Paris attacks 'wake up event' for artists: Redford at Sundance23 january 2015, 11:11
The Charlie Hebdo attacks in Paris were a "wake-up event" for freedom of expression, movie legend Robert Redford said Thursday as he launched the Sundance Film Festival, a showcase for independent cinema, AFP reports.
He vowed that the 11-day festival, which features edgy and sometimes provocative films as opposed to more mainstream Hollywood movies, would be a "safe place" for independent filmmakers.
"There is an attack on freedom of expression in many different places, it's not exclusive to Paris," he told reporters, but added: "That was a sad event, it was a shocking event.

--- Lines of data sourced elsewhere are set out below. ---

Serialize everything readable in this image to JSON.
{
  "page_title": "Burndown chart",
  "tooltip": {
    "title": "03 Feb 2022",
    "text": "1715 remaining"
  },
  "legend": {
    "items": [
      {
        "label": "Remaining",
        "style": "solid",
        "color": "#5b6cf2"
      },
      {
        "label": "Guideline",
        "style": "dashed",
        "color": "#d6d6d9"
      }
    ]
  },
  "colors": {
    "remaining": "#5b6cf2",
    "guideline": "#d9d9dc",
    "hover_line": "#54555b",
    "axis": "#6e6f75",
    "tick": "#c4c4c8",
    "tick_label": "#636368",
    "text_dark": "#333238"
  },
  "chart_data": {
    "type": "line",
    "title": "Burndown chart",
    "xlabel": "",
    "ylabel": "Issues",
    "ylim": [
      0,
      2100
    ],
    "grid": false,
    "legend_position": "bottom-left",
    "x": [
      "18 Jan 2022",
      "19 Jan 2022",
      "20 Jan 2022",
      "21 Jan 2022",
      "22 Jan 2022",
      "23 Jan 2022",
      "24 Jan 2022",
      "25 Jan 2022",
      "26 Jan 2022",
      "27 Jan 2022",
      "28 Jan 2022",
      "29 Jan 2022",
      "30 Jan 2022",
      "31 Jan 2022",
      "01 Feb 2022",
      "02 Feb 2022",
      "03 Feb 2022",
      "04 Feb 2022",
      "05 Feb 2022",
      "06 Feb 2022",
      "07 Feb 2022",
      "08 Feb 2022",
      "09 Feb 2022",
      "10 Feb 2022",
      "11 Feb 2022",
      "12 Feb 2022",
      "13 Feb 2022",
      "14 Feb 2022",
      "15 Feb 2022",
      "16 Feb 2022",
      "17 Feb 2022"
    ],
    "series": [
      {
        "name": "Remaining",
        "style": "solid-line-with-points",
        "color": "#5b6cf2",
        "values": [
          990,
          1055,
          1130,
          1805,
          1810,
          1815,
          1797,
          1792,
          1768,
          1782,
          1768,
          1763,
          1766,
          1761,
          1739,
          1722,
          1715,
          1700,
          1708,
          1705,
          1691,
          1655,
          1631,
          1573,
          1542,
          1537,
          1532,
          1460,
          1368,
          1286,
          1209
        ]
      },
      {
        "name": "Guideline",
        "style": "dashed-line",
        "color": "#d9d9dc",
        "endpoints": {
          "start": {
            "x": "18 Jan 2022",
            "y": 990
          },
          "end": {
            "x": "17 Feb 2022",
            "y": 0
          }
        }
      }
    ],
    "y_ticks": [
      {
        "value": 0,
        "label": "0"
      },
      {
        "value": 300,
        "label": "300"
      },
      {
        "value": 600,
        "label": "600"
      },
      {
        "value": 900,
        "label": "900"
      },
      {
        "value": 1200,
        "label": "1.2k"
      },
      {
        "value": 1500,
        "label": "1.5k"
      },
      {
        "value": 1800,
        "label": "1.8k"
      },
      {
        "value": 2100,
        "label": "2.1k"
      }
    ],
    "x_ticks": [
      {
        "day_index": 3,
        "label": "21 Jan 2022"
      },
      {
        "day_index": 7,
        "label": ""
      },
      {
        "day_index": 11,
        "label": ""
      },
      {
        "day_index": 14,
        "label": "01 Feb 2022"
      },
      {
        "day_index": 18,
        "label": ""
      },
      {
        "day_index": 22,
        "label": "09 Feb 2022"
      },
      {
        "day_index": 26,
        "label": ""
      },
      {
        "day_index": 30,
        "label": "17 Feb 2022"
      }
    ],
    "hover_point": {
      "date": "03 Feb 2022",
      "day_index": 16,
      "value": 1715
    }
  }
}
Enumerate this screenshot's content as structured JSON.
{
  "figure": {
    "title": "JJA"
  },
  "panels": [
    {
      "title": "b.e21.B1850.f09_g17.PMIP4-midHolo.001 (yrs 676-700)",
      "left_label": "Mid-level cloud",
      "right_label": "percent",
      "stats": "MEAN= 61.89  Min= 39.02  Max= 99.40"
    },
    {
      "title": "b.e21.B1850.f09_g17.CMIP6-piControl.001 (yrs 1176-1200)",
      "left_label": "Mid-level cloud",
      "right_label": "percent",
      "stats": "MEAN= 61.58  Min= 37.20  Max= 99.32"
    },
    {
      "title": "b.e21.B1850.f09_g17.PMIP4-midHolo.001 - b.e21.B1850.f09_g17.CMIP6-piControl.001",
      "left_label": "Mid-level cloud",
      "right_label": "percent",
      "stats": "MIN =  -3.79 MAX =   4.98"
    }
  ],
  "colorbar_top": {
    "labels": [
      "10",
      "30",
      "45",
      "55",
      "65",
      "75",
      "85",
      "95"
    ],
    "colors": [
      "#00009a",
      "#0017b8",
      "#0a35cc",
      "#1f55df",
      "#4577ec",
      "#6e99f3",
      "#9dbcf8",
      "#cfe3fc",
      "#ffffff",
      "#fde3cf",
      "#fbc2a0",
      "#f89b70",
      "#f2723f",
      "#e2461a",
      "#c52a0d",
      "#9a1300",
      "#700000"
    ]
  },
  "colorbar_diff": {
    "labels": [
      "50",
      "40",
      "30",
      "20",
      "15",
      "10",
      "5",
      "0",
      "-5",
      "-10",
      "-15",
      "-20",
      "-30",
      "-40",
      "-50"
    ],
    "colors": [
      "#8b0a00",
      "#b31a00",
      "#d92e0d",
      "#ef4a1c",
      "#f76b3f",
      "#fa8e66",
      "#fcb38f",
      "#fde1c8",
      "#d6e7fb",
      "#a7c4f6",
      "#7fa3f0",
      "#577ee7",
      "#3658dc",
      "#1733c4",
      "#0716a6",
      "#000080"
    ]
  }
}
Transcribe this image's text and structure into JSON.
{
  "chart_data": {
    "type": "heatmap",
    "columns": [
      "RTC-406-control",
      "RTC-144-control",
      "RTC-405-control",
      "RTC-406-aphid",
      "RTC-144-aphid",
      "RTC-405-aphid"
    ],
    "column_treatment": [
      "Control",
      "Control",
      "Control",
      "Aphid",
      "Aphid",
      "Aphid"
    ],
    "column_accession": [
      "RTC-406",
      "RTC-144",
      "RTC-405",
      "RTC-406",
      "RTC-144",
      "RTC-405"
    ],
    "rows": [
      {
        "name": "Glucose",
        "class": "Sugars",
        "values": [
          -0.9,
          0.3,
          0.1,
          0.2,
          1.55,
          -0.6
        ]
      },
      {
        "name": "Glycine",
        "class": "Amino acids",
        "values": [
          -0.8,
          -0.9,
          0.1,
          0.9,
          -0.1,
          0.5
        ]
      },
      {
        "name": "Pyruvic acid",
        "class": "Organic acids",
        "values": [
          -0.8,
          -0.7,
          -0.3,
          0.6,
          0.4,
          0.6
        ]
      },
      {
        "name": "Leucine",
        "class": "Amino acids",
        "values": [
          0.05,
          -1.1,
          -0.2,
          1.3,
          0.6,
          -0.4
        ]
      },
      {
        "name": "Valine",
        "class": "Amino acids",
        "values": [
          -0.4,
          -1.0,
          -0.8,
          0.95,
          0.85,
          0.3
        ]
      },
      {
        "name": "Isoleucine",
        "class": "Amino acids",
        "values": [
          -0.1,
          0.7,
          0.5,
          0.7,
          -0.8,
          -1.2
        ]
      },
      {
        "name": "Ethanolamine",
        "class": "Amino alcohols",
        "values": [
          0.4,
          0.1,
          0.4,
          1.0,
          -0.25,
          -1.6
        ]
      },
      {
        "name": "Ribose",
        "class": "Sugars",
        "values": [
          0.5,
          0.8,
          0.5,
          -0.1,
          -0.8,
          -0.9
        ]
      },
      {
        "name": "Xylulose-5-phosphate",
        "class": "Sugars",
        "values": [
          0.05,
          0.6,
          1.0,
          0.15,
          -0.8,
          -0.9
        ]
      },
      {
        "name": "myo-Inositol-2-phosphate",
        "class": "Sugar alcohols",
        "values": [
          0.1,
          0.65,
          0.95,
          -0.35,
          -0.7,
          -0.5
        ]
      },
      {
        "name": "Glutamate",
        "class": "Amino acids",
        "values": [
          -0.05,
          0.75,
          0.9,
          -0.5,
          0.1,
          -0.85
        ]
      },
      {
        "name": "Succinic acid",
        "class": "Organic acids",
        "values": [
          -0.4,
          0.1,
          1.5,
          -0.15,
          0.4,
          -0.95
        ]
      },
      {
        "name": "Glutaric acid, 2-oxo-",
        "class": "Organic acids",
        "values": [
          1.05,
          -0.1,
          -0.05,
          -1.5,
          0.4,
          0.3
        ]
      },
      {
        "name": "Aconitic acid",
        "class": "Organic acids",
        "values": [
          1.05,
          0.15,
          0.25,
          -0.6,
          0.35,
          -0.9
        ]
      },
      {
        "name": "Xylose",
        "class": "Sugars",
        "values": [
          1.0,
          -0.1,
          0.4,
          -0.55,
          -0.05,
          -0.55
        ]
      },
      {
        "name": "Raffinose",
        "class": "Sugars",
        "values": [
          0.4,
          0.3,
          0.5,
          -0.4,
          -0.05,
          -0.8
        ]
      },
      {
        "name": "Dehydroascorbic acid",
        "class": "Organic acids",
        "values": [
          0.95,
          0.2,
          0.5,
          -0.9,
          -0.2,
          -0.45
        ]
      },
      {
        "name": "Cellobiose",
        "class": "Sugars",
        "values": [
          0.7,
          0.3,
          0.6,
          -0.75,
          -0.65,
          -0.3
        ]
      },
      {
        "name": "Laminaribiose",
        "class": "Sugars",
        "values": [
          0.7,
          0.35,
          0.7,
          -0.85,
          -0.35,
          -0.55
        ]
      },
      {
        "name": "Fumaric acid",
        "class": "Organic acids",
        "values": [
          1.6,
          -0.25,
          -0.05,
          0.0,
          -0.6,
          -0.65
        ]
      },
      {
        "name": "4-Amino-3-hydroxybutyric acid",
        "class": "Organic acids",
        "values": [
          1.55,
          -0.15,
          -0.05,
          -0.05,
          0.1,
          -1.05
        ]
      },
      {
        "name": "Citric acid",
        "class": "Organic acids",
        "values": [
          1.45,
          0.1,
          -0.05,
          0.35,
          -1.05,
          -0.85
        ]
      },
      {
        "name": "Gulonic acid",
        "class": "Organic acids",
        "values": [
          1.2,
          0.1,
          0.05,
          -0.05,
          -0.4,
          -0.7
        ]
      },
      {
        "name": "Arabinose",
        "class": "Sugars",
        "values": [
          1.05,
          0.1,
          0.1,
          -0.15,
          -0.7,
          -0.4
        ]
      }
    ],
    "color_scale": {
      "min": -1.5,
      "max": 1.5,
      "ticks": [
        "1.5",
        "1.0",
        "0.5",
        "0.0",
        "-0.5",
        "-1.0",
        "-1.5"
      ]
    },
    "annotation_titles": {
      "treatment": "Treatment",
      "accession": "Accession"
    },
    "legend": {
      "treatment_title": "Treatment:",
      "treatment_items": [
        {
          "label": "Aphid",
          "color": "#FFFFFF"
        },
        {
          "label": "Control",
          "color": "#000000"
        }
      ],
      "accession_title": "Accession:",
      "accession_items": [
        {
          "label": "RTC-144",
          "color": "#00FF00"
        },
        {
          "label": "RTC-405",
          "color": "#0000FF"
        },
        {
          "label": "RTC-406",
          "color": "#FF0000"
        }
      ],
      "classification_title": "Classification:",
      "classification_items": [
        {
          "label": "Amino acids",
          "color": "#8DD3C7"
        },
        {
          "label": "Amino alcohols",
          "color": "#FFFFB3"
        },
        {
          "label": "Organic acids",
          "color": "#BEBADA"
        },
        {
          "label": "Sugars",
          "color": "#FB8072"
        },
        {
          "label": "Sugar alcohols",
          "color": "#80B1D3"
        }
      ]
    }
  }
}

"I also have a hunch it was a bit of a wakeup event," he said when asked about the attacks on the Charlie Hebdo satirical weekly which left 12 people dead.
"We believe in diversity, and freedom of expression is very much fundamental to us. ... You see a lot of films here that are going to upset other people, but that is OK -- it's diversity," he added.
Redford continued: "Freedom of expression seems to be in danger in a lot of areas, but as far as we're concerned, we will do everything in our power to keep it alive here."
Some 200 films will be screened at the festival -- held annually in the Utah ski resort of Park City, and now in its 31st year -- between Thursday and February 1.
"The idea ... to try to create a safe place for filmmakers ... is what I think Sundance represents," said the 78-year-old, who named the festival after his character in 1969 classic "Butch Cassidy and the Sundance Kid."